I have a measure (albeit, likely not a good measure) that gets me this correct value:
Account Renewal Rate T3M = CALCULATE([% Accounts Renewed], FILTER(ACCOUNT_ANALYSIS, ACCOUNT_ANALYSIS[Trailing Months LRD]<=-1 && ACCOUNT_ANALYSIS[Trailing Months LRD] >=-3))
The goal was to get a measure not relying on visual filters to calculate the aggregate prior 3 months (April, May, June)'s renewal rate.
The Trailing Months LRD (Last Renewal Date) uses this workaround to identify the prior 3 full months; other calculations I tried were including July numbers, which is not correct for this instance.
I am using a date table, but it is connected to a different date field not relevant to this current situation.

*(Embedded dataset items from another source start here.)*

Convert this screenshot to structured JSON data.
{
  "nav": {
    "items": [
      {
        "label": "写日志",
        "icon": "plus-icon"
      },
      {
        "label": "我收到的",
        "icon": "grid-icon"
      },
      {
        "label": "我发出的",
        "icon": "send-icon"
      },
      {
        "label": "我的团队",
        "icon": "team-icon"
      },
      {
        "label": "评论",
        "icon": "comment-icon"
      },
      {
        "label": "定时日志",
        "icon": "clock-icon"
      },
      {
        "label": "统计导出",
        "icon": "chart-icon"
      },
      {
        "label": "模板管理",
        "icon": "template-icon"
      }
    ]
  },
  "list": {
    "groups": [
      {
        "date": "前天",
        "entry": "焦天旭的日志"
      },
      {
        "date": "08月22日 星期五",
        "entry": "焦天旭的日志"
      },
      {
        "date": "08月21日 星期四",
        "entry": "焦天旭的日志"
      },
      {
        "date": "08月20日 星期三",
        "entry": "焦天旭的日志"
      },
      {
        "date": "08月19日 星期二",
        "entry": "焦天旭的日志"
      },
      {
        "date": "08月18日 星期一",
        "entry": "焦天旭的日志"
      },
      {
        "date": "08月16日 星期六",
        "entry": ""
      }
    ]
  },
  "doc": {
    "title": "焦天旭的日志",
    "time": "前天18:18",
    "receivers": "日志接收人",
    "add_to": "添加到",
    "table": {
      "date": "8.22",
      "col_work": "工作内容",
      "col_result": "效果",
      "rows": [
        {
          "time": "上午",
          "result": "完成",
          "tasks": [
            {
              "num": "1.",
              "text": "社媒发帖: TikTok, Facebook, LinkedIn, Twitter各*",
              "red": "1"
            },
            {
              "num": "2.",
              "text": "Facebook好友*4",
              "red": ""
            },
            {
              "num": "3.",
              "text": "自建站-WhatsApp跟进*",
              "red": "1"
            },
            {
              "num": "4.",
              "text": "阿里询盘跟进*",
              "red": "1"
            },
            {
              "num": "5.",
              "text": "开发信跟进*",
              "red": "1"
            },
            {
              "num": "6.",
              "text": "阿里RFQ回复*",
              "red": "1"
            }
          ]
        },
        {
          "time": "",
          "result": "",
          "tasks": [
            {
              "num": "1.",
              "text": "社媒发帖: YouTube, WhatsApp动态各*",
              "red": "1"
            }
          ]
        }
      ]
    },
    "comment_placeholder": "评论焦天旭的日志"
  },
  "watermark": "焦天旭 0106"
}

Now, looking at future accounts and dates, which is a different date field, I want to use the Account Renewal Rate T3M value to multiple by these numbers in the table to get a projected rate of renewal:
In other words, 516 * 0.6310 = 326 accounts are projected to renew.
But I end up getting this, which is not correct, and obviously shows some blank rows:
So I'm guessing this is a filtering (visual or measure) or date problem, as these tables are using two different date perspectives and filtering respectively. I simply want the value from my measure to use as a multiplier.
In a prior iteration, we just hardcoded the trailing 3 months value (e.g., Measure = 0.6310) but I'd like to make this dynamic so I don't have to update it each month.
Any thoughts? Thanks in advance!
if it's a different date field in a different table (but there's a relationship between these two tables) you may find that the filtering you're applying on one table is feeding through the relationship you have, causing a 'correct data' filtering with what you're trying to display but a wrong outcome for you.
Is it possible to count the open eligible accounts (or sum whichever formula)?
It would be something like the following:
Expected Account Renewal =
VAR __EligibleAccounts = CALCULATE(COUNT(Table1[ID]), FILTER (Table1, Table1[ID] = Table2[ID]))
RETURN
__EligibleAccounts * [Account Renewal Rate T3M]
You can create a custom column with the variable as well which you could use to show the values next to the measure. You should be able to replicate the [Open Eligible Accounts] column inside of your other table. The __EligibleAccounts would need to flex between count/sum/countrows depending on your data requirements.
This method would ensure that you're not being hindered by a relationship issue because you're consolidating the data into a singular table, and then you can explore changing your filtering options.
Thanks for your response! All of my data is within the same table 🙃 but this is giving me something to think about, maybe I need separate the data into their own tables (Past vs. Future, Renewed vs. Upcoming).
I did try a custom column that simply references the measure, but this didn't work. I'll keep trying some different methods.